The automation of work in retail and hospitality jobs is already evident, and as these sectors are less likely to bounce back following the end of the crisis, the impacts for young women workers in these sectors will be long-lasting.

Young women need targeted support to enable them to re-enter the labour market and to secure good quality, sustainable employment. However, despite the well-evidenced impacts of COVID-19 on young women’s employment, we continue to see gender-blind response measures that further entrench young women’s poverty.

One of the policy asks for Challenge Poverty Week relates to the scope of the Scottish Young Person’s Guarantee. Certainly, the design of the guarantee is vitally important in determining if the scheme will benefit both young women and young men. Without a gendered approach, which recognises the barriers young women face in the labour market, the Scottish Young Person’s Guarantee will entrench occupational segregation, exacerbate women’s poverty and widen the gender pay gap.

Evidence highlights that generic employability and skills programmes reinforce women’s labour market inequality. The Young Person’s Guarantee must therefore challenge occupational segregation by design so as not to funnel young women into low-paid, female-dominated work which will merely reinforce their higher rates of poverty. The payment of the real living wage for all participants is also critical to addressing women’s higher rates of in-work poverty, and tackling the disproportionate risk of poverty among young mothers.

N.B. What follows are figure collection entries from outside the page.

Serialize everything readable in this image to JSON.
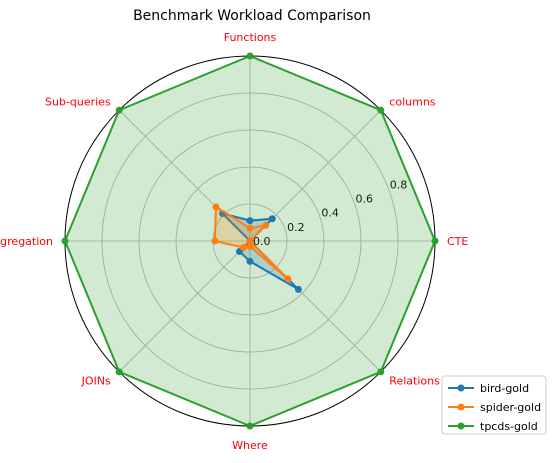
{
  "chart_data": {
    "type": "radar",
    "title": "Benchmark Workload Comparison",
    "axes": [
      "CTE",
      "columns",
      "Functions",
      "Sub-queries",
      "aggregation",
      "JOINs",
      "Where",
      "Relations"
    ],
    "radial_ticks": [
      "0.0",
      "0.2",
      "0.4",
      "0.6",
      "0.8"
    ],
    "radial_tick_values": [
      0.0,
      0.2,
      0.4,
      0.6,
      0.8
    ],
    "rlim": [
      0,
      1.0
    ],
    "grid": true,
    "legend_position": "bottom-right",
    "series": [
      {
        "name": "bird-gold",
        "color": "#1f77b4",
        "values": [
          0.0,
          0.17,
          0.11,
          0.21,
          0.0,
          0.08,
          0.11,
          0.37
        ],
        "fill": false
      },
      {
        "name": "spider-gold",
        "color": "#ff7f0e",
        "values": [
          0.0,
          0.12,
          0.07,
          0.26,
          0.19,
          0.05,
          0.03,
          0.29
        ],
        "fill": false
      },
      {
        "name": "tpcds-gold",
        "color": "#2ca02c",
        "values": [
          1.0,
          1.0,
          1.0,
          1.0,
          1.0,
          1.0,
          1.0,
          1.0
        ],
        "fill": true
      }
    ]
  }
}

Flexibility, including offering jobs on a part-time basis, is vitally important to enable women with caring responsibilities to access the scheme. Young mothers are a priority group within the Scottish Government’s Economic Implementation Plan and identified as being at particular risk of poverty in the Government’s Child Poverty Delivery Plan. The Delivery Plan notes that young women with caring responsibilities face a range of barriers to accessing quality employment; to staying in work; and progressing within employment, leading to their concentration in low-paid jobs and sectors. Unless the job guarantee actively challenges occupational segregation by design and embeds flexibility within the scheme, it is likely that the guarantee will reinforce young women with caring responsibilities concentration in low-paid jobs and sectors, potentially trapping women and their children in poverty.

In addition to the substantial impact on young women’s employment and career prospects, recent evidence has also highlighted that young women are bearing the brunt of the UK’s second wave of coronavirus infections. Analysis of hospital records suggest that younger women are now more exposed to the virus, with a substantial rise in the number of women aged 20-40 admitted for serious coronavirus infections since August. This rise is driven by younger women being more likely to be in jobs that leave them vulnerable to infection, including work in pubs, cafes, shops, and the care sector.

Addressing the inequalities women face at work must be a core aim of economic recovery measures, with a particular focus on young women. Recovery must focus on transformational change to mitigate the impacts of COVID-19 and advance women’s equality.

A key message of Challenge Poverty Week is that we can work together to redesign our economy so that it works for everyone. As highlighted in Gender and Economic Recovery, jointly published by Close the Gap and Engender, new approaches to our economy are essential if we are to tackle women’s poverty and persistent inequality in the labour market. Putting care and solidarity at the heart of our economy can build an economy that works for women, as well as men, and will create better jobs, better decision-making and a more adequate standard of living for us all.